Raymond Poincaré Kimdir? Fransa’yı I. Dünya Savaşına Sokan Siyasetçi

0
Advertisement

Raymond Poincaré kimdir? Fransa’nın I. Dünya Savaşına girmesi ile sonuçlanan politikalar gütmüş Fransız siyasetçinin hayatı ve siyasi kariyeri.

Raymond Poincaré

Raymond Poincaré

Raymond Poincaré, (d. 20 Ağustos 1860, Bar-le-Duc – ö. 15 Ekim 1934, Paris, Fransa), Fransız devlet adamı. 1912’deki başbakanlığı sırasında Fransa’nın I. Dünya Savaşı’na girmesiyle sonuçlanan politikaların belirlenmesinde önemli rol oynamış ve savaş sırasında cumhurbaşkanlığı yapmıştır. Politeknik Okul da eğitim gördü. Paris Üniversitesi’nde hukuk öğrenimini tamamladıktan sonra 1882’de baroya kabul edildi. 1887’de milletvekili seçildi. Altı yıl sonra eğitim bakanlığını üstlenerek Üçüncü Cumhuriyet tarihinin en genç bakanı oldu. 1894’te maliye. 1895’te ise eğitim bakanlığına getirildi.

1903’te Temsilciler Meclisi’nden ayrıldı ve 1912’ye değin Senato üyeliği yaptı. Bu dönemde. Mart 1906’da getirildiği maliye bakanlığı dışında hükümette görev almadı. Ocak 1912’de başbakan olduktan sonra dışişleri bakanlığını da üstlenen Poincare, Ocak 1913’e değin sürdürdüğü bu görevi sırasında Almanya’nın tehditleri karşısında kararlı bir politika izledi. Ağustos 1912’de Rus hükümetine Fransa’yla Rusya arasındaki ittifaka sadık kalacağı konusunda güvence verdi ve aynı yıl kasım ayında İngiltere’yle, uluslararası bunalımlar sırasında başvurulacak bir antlaşma imzaladı.

Rusya’nın Balkanlar’daki etkinliklerine sağladığı destek ve Almanya karşısındaki uzlaşmaz tutumu savaş kışkırtıcılığıyla suçlanmasına neden oldu.

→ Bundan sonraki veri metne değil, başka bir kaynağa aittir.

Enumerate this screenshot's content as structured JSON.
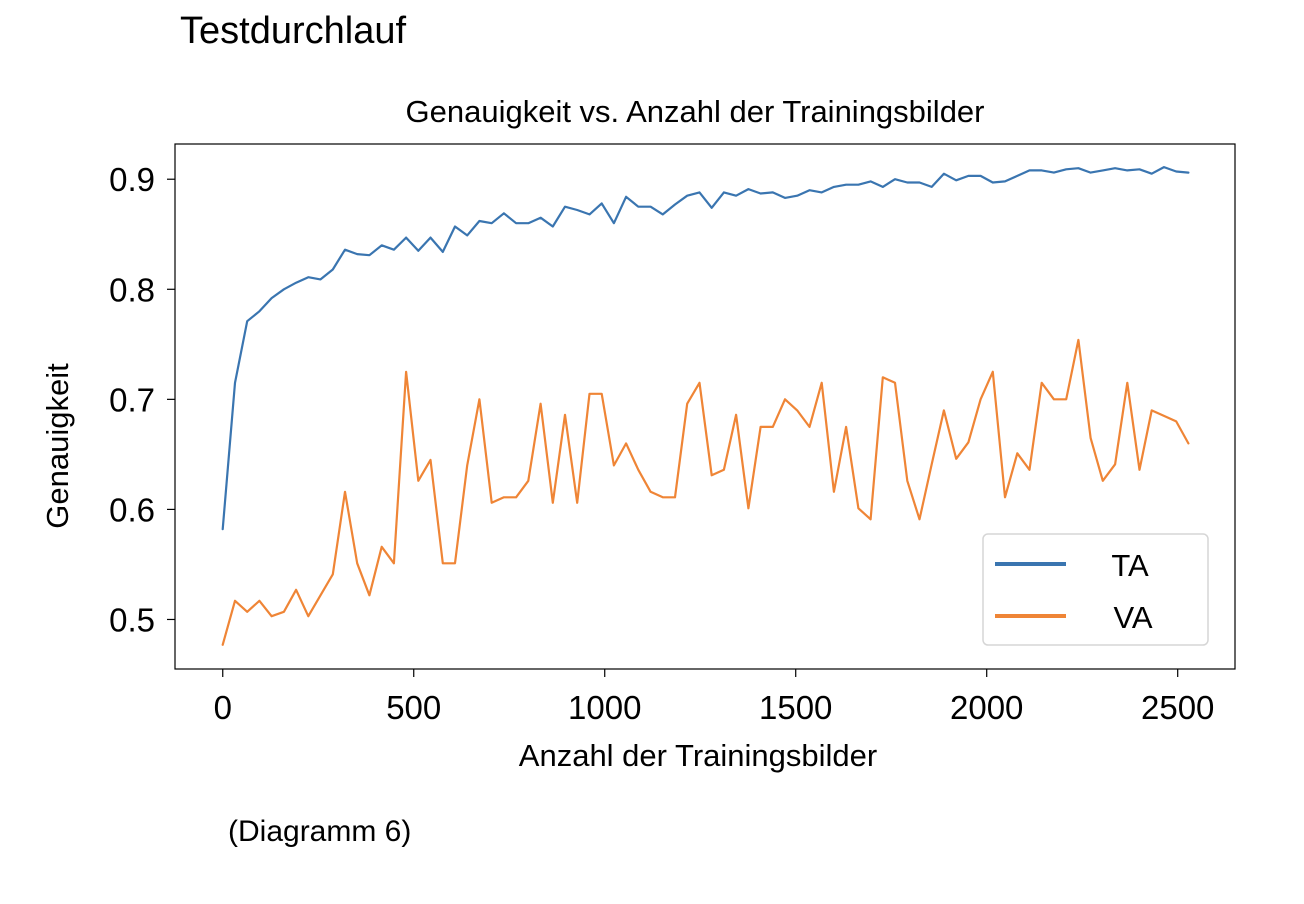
{
  "page": {
    "heading": "Testdurchlauf",
    "caption": "(Diagramm 6)"
  },
  "chart_data": {
    "type": "line",
    "title": "Genauigkeit vs. Anzahl der Trainingsbilder",
    "xlabel": "Anzahl der Trainingsbilder",
    "ylabel": "Genauigkeit",
    "xlim": [
      -125,
      2650
    ],
    "ylim": [
      0.455,
      0.932
    ],
    "xticks": [
      0,
      500,
      1000,
      1500,
      2000,
      2500
    ],
    "xtick_labels": [
      "0",
      "500",
      "1000",
      "1500",
      "2000",
      "2500"
    ],
    "yticks": [
      0.5,
      0.6,
      0.7,
      0.8,
      0.9
    ],
    "ytick_labels": [
      "0.5",
      "0.6",
      "0.7",
      "0.8",
      "0.9"
    ],
    "grid": false,
    "legend_position": "lower-right",
    "x": [
      0,
      32,
      64,
      96,
      128,
      160,
      192,
      224,
      256,
      288,
      320,
      352,
      384,
      416,
      448,
      480,
      512,
      544,
      576,
      608,
      640,
      672,
      704,
      736,
      768,
      800,
      832,
      864,
      896,
      928,
      960,
      992,
      1024,
      1056,
      1088,
      1120,
      1152,
      1184,
      1216,
      1248,
      1280,
      1312,
      1344,
      1376,
      1408,
      1440,
      1472,
      1504,
      1536,
      1568,
      1600,
      1632,
      1664,
      1696,
      1728,
      1760,
      1792,
      1824,
      1856,
      1888,
      1920,
      1952,
      1984,
      2016,
      2048,
      2080,
      2112,
      2144,
      2176,
      2208,
      2240,
      2272,
      2304,
      2336,
      2368,
      2400,
      2432,
      2464,
      2496,
      2528
    ],
    "series": [
      {
        "name": "TA",
        "color": "#3a75b0",
        "values": [
          0.582,
          0.715,
          0.771,
          0.78,
          0.792,
          0.8,
          0.806,
          0.811,
          0.809,
          0.818,
          0.836,
          0.832,
          0.831,
          0.84,
          0.836,
          0.847,
          0.835,
          0.847,
          0.834,
          0.857,
          0.849,
          0.862,
          0.86,
          0.869,
          0.86,
          0.86,
          0.865,
          0.857,
          0.875,
          0.872,
          0.868,
          0.878,
          0.86,
          0.884,
          0.875,
          0.875,
          0.868,
          0.877,
          0.885,
          0.888,
          0.874,
          0.888,
          0.885,
          0.891,
          0.887,
          0.888,
          0.883,
          0.885,
          0.89,
          0.888,
          0.893,
          0.895,
          0.895,
          0.898,
          0.893,
          0.9,
          0.897,
          0.897,
          0.893,
          0.905,
          0.899,
          0.903,
          0.903,
          0.897,
          0.898,
          0.903,
          0.908,
          0.908,
          0.906,
          0.909,
          0.91,
          0.906,
          0.908,
          0.91,
          0.908,
          0.909,
          0.905,
          0.911,
          0.907,
          0.906
        ]
      },
      {
        "name": "VA",
        "color": "#ef8536",
        "values": [
          0.477,
          0.517,
          0.507,
          0.517,
          0.503,
          0.507,
          0.527,
          0.503,
          0.522,
          0.541,
          0.616,
          0.551,
          0.522,
          0.566,
          0.551,
          0.725,
          0.626,
          0.645,
          0.551,
          0.551,
          0.64,
          0.7,
          0.606,
          0.611,
          0.611,
          0.626,
          0.696,
          0.606,
          0.686,
          0.606,
          0.705,
          0.705,
          0.64,
          0.66,
          0.636,
          0.616,
          0.611,
          0.611,
          0.696,
          0.715,
          0.631,
          0.636,
          0.686,
          0.601,
          0.675,
          0.675,
          0.7,
          0.69,
          0.675,
          0.715,
          0.616,
          0.675,
          0.601,
          0.591,
          0.72,
          0.715,
          0.626,
          0.591,
          0.641,
          0.69,
          0.646,
          0.661,
          0.7,
          0.725,
          0.611,
          0.651,
          0.636,
          0.715,
          0.7,
          0.7,
          0.754,
          0.665,
          0.626,
          0.641,
          0.715,
          0.636,
          0.69,
          0.685,
          0.68,
          0.66
        ]
      }
    ]
  }
}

Ama, Avrupa’da savaşın kaçınılmaz olduğuna ve güvenliğin ancak güçlü bir ittifakla sağlanabileceğine inanan Raymond Poincaré’nin büyük korkusu. Fransa’nın 1870’te olduğu gibi yalnız kalarak askeri bakımdan üstün bir güç olan Almanya için kolay bir av durumuna düşmesiydi. Raymond Poincaré, Georges Clemenceau önderliğindeki solun muhalefetine karşın 17 Ocak 1913’te cumhurbaşkanlığına seçildi. Bu görevi sırasında cumhurbaşkanlığını etkin bir siyasal makam durumuna getirmeye ve sol, sağ ve merkez güçler arasında bir tür kutsal ittifak oluşturmaya çalıştı. Hükümeti Clemenceau’ya teslim ederek I. Dünya Savaşı boyunca ulusal birliği korumak için çaba gösterdi.

1920’de cumhurbaşkanlığından ayrıldıktan sonra Senato’ya döndü. Yeniden başbakan ve dış işleri bakanı olduğu dönemde (1922-24) Almanya’nın tazminat ödemelerini ertelemesine tepki olarak Fransız birliklerine Ruhr bölgesini işgal emri verdi. Temmuz 1926’daki son başbakanlık döneminde Fransız Frangı’nın değerine istikrar kazandırıp altın standardına geçerek ülkenin içinde bulunduğu ağır mali bunalıma çözüm getirmeye çalıştı.

Hastalığı nedeniyle Temmuz 1929’da başbakanlıktan istifa etmek zorunda kaldı. Son yıllarını Au service de la Frante (1926-33, 10 cilt; Fransa’nın Hizmetinde) adlı anılarını yazarak geçirdi.